Le Premier ministre néerlandais Mark Rutte a condamné lundi les heurts accompagnés de pillages qui ont éclaté la veille dans plusieurs villes des Pays-Bas, en marge de manifestations contre le couvre-feu en vigueur pour lutter contre l'épidémie de Covid-19.

"C'est inadmissible. Toute personne normale ne peut qu'observer avec horreur" ce qu'il s'est passé, a affirmé M. Rutte, au cours d'une interview donnée lundi à plusieurs médias du pays.
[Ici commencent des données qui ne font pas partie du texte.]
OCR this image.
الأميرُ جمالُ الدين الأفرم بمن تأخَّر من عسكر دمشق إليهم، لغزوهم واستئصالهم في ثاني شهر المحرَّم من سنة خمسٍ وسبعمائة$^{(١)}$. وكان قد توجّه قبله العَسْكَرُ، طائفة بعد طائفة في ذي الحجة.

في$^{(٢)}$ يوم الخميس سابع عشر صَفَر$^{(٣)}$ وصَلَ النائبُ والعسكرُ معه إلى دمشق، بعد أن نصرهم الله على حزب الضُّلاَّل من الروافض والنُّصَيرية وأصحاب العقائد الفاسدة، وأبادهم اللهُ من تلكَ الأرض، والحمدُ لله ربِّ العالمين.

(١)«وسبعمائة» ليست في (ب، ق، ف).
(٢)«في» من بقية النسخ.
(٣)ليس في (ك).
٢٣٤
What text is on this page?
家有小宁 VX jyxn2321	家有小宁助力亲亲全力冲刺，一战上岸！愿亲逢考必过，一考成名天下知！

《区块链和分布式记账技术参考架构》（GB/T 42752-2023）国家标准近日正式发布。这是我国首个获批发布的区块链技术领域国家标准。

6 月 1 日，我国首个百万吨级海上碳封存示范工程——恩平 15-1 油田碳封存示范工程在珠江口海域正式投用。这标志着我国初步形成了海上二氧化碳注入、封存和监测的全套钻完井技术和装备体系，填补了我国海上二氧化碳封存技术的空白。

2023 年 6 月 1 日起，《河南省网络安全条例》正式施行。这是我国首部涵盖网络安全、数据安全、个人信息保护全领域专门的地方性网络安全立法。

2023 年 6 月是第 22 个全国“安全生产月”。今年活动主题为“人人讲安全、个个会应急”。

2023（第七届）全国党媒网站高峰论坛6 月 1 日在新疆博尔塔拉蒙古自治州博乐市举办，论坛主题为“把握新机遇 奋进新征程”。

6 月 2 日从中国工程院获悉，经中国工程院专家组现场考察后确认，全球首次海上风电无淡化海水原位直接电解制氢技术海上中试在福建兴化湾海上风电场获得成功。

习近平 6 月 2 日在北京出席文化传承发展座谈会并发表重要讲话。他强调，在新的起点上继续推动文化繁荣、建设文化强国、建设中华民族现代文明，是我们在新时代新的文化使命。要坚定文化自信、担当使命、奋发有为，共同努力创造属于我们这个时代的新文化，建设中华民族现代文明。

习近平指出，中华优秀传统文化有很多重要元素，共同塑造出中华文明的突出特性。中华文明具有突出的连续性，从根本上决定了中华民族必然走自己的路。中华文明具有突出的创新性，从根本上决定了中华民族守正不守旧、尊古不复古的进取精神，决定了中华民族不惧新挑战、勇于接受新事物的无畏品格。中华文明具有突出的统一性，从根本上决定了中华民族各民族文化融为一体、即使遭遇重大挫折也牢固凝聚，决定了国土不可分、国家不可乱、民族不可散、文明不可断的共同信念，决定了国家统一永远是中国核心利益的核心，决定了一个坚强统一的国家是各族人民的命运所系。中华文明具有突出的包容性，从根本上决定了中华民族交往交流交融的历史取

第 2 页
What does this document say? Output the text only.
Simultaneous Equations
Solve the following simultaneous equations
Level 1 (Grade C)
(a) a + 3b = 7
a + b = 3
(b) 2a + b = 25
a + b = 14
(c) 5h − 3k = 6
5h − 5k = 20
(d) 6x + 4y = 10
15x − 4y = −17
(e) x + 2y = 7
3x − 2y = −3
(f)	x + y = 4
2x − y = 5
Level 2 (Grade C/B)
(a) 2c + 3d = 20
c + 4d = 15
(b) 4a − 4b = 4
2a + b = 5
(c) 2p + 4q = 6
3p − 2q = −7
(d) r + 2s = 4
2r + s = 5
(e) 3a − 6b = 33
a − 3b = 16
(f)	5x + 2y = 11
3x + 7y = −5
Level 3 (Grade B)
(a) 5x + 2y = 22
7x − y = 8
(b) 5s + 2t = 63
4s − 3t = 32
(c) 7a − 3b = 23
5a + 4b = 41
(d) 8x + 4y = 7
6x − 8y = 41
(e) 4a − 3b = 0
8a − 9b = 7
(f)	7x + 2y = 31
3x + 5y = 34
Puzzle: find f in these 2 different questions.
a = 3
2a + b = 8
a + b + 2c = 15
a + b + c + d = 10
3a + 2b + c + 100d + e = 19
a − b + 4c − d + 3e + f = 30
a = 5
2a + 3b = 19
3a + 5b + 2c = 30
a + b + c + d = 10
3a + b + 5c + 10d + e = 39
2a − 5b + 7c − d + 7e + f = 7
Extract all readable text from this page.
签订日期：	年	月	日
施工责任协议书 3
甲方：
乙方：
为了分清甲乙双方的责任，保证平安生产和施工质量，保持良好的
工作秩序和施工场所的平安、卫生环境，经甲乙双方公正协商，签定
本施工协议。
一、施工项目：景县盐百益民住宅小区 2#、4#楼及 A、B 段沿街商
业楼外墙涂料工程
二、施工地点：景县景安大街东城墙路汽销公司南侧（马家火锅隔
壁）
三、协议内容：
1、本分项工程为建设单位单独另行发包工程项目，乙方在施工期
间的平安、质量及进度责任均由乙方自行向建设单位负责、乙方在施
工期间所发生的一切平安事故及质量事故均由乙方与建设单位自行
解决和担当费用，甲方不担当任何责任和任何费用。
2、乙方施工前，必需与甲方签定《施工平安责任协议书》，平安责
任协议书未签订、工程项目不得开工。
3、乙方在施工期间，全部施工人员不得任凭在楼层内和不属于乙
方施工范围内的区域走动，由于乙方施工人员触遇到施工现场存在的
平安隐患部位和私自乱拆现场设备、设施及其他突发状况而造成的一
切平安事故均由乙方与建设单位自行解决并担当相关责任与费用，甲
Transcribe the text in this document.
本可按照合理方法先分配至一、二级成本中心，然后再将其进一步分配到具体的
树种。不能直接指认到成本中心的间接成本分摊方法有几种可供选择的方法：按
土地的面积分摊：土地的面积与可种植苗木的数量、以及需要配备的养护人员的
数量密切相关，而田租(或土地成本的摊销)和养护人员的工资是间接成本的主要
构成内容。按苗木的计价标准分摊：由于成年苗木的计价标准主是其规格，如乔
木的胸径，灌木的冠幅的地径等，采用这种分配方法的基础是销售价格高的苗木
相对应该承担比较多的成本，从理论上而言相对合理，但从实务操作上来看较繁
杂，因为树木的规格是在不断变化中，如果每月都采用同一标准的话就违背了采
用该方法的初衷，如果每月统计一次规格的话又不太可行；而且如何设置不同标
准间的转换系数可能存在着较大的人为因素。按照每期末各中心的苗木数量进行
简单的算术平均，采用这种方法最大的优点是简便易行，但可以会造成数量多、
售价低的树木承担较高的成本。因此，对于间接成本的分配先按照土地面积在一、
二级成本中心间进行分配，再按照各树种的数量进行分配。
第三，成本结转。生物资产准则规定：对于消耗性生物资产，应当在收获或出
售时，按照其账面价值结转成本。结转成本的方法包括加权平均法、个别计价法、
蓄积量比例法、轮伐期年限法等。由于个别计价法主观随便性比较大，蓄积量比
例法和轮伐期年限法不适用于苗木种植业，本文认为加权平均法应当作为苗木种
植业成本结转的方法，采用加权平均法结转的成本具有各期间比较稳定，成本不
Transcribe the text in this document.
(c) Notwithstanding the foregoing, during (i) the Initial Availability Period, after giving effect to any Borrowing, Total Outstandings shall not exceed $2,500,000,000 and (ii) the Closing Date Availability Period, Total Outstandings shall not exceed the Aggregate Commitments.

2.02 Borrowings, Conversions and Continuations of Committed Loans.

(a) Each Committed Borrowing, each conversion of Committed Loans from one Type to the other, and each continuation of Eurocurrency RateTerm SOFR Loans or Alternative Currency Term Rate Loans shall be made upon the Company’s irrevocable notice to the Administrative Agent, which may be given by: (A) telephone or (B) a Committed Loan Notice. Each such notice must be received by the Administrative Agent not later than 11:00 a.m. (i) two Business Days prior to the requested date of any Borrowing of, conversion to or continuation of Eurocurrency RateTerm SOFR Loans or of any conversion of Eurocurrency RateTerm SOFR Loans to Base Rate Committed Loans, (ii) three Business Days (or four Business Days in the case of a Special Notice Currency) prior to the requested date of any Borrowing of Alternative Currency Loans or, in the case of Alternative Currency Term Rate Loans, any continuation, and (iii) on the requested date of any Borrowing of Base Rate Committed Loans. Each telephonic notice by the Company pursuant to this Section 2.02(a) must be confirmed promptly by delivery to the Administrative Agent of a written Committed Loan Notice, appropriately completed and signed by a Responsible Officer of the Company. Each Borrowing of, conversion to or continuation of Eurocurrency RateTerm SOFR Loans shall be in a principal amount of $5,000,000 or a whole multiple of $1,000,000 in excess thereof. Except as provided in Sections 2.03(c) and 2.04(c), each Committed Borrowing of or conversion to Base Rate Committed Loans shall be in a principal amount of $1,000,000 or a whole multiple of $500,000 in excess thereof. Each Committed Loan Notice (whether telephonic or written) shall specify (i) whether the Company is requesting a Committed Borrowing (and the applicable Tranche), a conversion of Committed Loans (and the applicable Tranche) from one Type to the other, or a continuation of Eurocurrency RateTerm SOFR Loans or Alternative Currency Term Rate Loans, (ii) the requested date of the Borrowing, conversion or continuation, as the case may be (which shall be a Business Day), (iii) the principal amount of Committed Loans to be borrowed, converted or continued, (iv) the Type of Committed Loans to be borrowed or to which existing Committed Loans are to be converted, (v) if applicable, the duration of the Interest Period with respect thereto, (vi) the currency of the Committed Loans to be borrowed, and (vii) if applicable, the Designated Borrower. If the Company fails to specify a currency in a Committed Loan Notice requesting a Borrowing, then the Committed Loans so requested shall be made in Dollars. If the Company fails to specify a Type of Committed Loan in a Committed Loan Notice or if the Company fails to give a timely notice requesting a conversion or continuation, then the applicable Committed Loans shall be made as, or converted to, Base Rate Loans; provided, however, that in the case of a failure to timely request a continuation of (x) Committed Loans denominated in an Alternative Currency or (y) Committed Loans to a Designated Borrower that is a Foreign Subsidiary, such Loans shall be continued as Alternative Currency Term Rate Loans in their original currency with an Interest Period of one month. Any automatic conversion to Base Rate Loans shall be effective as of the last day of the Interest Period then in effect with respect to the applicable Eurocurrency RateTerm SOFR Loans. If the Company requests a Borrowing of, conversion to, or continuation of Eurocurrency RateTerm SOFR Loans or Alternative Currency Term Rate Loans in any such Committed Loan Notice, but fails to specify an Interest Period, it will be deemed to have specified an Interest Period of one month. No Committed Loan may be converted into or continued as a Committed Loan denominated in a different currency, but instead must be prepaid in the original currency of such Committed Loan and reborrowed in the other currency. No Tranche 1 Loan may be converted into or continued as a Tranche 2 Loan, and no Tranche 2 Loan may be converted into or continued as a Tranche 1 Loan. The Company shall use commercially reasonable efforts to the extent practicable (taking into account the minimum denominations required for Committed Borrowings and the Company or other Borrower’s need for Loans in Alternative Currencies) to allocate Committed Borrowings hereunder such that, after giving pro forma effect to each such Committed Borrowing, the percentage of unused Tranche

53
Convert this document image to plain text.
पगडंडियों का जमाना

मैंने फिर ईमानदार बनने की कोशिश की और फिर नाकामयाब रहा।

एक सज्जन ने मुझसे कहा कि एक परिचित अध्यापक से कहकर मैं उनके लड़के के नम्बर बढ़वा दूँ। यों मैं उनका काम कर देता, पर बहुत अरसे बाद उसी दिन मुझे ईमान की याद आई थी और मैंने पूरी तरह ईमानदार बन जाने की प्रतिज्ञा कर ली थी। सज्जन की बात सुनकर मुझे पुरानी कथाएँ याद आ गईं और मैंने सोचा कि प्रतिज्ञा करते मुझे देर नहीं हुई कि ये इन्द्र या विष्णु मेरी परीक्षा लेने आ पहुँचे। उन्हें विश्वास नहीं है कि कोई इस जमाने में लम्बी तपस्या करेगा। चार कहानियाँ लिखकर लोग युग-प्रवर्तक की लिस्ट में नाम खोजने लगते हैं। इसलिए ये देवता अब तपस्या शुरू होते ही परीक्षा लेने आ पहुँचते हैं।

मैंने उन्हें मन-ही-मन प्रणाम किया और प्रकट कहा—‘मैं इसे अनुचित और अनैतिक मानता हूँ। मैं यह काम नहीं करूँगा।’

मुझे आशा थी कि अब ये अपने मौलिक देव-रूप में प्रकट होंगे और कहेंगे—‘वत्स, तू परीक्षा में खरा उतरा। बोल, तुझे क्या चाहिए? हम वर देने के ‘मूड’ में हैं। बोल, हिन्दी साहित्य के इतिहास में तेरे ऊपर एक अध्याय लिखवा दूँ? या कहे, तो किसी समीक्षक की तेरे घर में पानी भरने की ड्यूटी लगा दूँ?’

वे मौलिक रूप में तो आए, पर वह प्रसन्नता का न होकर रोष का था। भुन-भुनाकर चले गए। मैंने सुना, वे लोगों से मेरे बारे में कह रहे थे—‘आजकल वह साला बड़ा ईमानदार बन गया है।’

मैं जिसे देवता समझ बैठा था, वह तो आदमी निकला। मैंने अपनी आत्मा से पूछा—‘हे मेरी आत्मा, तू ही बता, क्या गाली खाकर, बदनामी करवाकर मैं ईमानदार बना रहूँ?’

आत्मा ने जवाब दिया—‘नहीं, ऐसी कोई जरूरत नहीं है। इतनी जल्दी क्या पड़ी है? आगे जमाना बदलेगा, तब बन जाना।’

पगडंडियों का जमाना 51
"C'est de la violence criminelle et nous allons la traiter comme telle", a-t-il prévenu.

Au moins 250 personnes ont été arrêtées dans tout le pays en marge des rassemblement émaillés de violence, selon la télévision publique NOS.

"Cela n'a rien à voir avec la lutte pour la liberté. Nous ne prenons pas toutes ces mesures pour rire. Nous le faisons car nous combattons le virus et que c'est pour l'instant le virus qui nous prend notre liberté", a ajouté le Premier ministre, estimant que "99%" des Néerlandais soutiennent les restrictions.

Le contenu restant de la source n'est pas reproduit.